Response to OSTP on AI Action Plan
We believe it will be important to plan around the following three major factors:
AI systems are rapidly improving at carrying out tasks independently over long time horizons.
AI systems are improving on AI R&D tasks, in a feedback loop that could be very destabilizing.
AI systems will plausibly end up with unintended and/or malign goals, conceal this fact, and resist attempts to remove these goals.
In light of these factors, we recommend that the AI Action Plan include at least the following four priority actions:
Collaborate with the private sector to improve the information security and internal controls achievable by the leading U.S. AI developers.

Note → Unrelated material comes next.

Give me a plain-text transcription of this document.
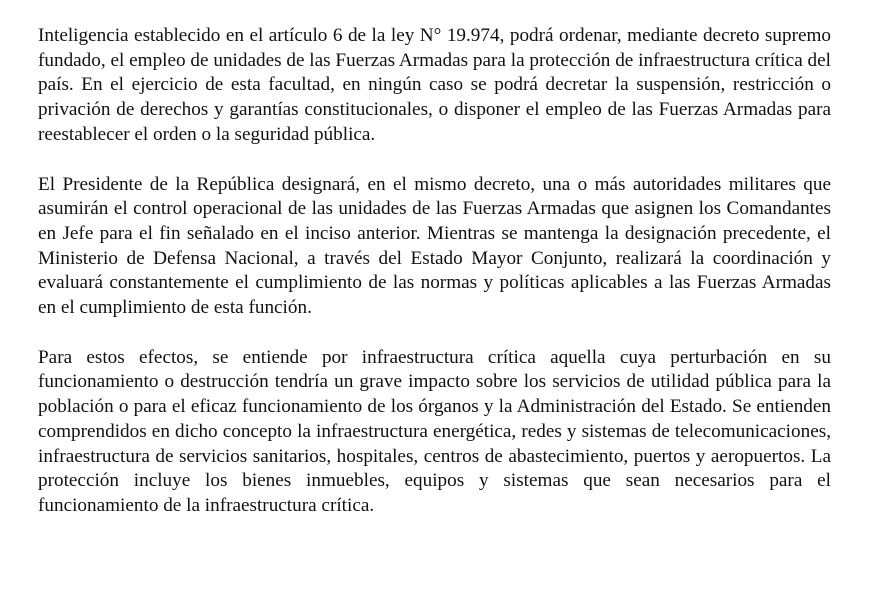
Inteligencia establecido en el artículo 6 de la ley N° 19.974, podrá ordenar, mediante decreto supremo fundado, el empleo de unidades de las Fuerzas Armadas para la protección de infraestructura crítica del país. En el ejercicio de esta facultad, en ningún caso se podrá decretar la suspensión, restricción o privación de derechos y garantías constitucionales, o disponer el empleo de las Fuerzas Armadas para reestablecer el orden o la seguridad pública.

El Presidente de la República designará, en el mismo decreto, una o más autoridades militares que asumirán el control operacional de las unidades de las Fuerzas Armadas que asignen los Comandantes en Jefe para el fin señalado en el inciso anterior. Mientras se mantenga la designación precedente, el Ministerio de Defensa Nacional, a través del Estado Mayor Conjunto, realizará la coordinación y evaluará constantemente el cumplimiento de las normas y políticas aplicables a las Fuerzas Armadas en el cumplimiento de esta función.

Para estos efectos, se entiende por infraestructura crítica aquella cuya perturbación en su funcionamiento o destrucción tendría un grave impacto sobre los servicios de utilidad pública para la población o para el eficaz funcionamiento de los órganos y la Administración del Estado. Se entienden comprendidos en dicho concepto la infraestructura energética, redes y sistemas de telecomunicaciones, infraestructura de servicios sanitarios, hospitales, centros de abastecimiento, puertos y aeropuertos. La protección incluye los bienes inmuebles, equipos y sistemas que sean necesarios para el funcionamiento de la infraestructura crítica.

Lead creation of narrowly-tailored formal standards for how and when AI developers should measure:
Capabilities that would directly threaten public safety or national security, specifically CBRN weapons development and cyber-offense.
Capabilities that would amplify risks from AI systems, specifically long-horizon autonomy, automated AI R&D, and control subversion.
Prepare and consider interventions on the AI development and deployment process, as future circumstances may warrant, to:
Require reporting of training runs and deployments above some threshold of scale.
Require external oversight of plans for public safety and national security above some threshold of scale.
Require heightened information security and other mitigations (including internal controls) above some threshold of capability.
Measure the degree of R&D automation and AI reliance occurring within the leading U.S. AI developers and other critical industries.